June 18, 2013
Amid Security Concerns, Microsoft Drops Linked Outlook Accounts For Aliases
Peter Suciu for redOrbit.com — Your Universe Online
While Microsoft has long supported linked accounts for its Hotmail and Outlook email services, the Redmond-based software giant recently noted these can be tempting targets for hackers. In a surprising move, the company has opted to sever those links entirely.
“There are a number of people who have more than one email address and want to manage these multiple email addresses from Outlook.com. Linked accounts were introduced in 2006 as a way to quickly switch between different accounts each with their own email address,” explained Eric Doerr in a blog post, Microsoft´s principal group program manager.
“Over the next couple months, we will stop supporting linked accounts and instead help people move to a more robust and secure way of managing multiple email addresses: aliases.”
Microsoft acknowledged many people opt for multiple email addresses for many reasons. These include not wanting to give out a primary email address to companies or individuals, and as a way to avoid junk mail.
To accommodate its users, Outlook has also allowed them to send emails from other accounts, including Gmail, Yahoo Mail, Comcast and others. And in May, Microsoft even offered a way for users to send email from other accounts but hide the fact it originated from Outlook. However, Microsoft noted these linked accounts create problems.

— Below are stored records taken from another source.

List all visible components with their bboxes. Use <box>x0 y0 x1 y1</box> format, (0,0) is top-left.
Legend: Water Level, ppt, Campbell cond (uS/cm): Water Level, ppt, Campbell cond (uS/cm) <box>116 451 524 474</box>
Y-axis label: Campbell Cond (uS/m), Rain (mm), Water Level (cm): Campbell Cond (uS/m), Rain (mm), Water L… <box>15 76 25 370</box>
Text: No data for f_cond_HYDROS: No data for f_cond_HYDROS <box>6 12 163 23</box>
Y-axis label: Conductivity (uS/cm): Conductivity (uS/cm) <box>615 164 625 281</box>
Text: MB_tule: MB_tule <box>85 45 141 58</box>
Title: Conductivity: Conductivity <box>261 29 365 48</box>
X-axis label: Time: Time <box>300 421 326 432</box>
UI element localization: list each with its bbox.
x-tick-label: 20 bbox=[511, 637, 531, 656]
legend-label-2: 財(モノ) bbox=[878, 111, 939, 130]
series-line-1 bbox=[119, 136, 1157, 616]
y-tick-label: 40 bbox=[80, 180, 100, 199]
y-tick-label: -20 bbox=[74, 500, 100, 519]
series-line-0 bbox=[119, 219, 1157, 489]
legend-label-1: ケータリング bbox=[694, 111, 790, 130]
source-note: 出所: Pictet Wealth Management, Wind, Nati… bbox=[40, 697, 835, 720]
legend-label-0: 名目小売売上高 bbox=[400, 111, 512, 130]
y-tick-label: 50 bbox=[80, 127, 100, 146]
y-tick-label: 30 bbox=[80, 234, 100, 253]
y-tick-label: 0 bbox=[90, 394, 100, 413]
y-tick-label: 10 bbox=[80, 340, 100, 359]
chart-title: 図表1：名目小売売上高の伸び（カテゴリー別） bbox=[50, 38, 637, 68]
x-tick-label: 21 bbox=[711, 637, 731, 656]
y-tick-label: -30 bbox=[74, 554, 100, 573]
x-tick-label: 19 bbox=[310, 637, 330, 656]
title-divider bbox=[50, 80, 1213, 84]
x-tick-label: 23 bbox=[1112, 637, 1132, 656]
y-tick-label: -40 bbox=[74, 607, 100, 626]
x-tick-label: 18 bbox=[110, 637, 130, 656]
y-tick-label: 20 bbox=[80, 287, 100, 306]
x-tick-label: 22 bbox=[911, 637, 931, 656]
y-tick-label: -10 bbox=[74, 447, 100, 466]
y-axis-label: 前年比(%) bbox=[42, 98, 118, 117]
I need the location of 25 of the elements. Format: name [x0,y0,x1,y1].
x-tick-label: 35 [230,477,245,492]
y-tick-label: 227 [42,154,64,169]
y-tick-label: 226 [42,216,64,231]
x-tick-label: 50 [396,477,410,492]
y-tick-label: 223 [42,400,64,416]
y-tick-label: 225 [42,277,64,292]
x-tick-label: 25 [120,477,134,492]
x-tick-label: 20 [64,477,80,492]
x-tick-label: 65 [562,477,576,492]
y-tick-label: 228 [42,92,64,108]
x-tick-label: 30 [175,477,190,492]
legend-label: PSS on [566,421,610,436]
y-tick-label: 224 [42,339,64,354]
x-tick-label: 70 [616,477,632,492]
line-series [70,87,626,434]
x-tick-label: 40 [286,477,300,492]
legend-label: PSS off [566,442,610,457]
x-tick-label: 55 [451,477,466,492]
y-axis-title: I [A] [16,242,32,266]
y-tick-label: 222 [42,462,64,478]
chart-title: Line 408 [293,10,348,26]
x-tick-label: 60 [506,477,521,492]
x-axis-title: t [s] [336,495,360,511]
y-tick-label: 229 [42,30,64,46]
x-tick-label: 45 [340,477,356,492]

“We´ve increasingly found that linked accounts are less robust, and less secure than using aliases. With linked accounts, you can sign in to Outlook.com on the web and then switch to any other linked account without entering a password. It's a handy feature,” Doerr said.
“Unfortunately, this same feature benefits the bad guys, too. We've found that quite often, people who use linked accounts keep their primary account's security info (including password and proofs) up to date, but don't lavish as much care on their secondary accounts. It's easier for a malicious party to compromise one of those secondary accounts, which gives them full access to your primary account. Note that if we detect suspicious activity in your account, we automatically unlink accounts to try to help prevent this abuse, but we think we need to go further.”
With the aliases, users will now still be able to send and receive email from these different accounts. However, the aliases from these linked accounts will be tied to a single Microsoft account with the users´ most up-to-date security information.
According to Microsoft, the new aliases will provide a more robust and secure system for managing these multiple email addresses. This will include the ability to forward all email from a secondary account to the users´ primary account, while the secondary account can be used as a “send-only” address.
Microsoft announced it will begin to switch over to this new system in the next couple of days, and users can already begin setting up email forwarding. By late July, the company will begin to unlink all linked email accounts.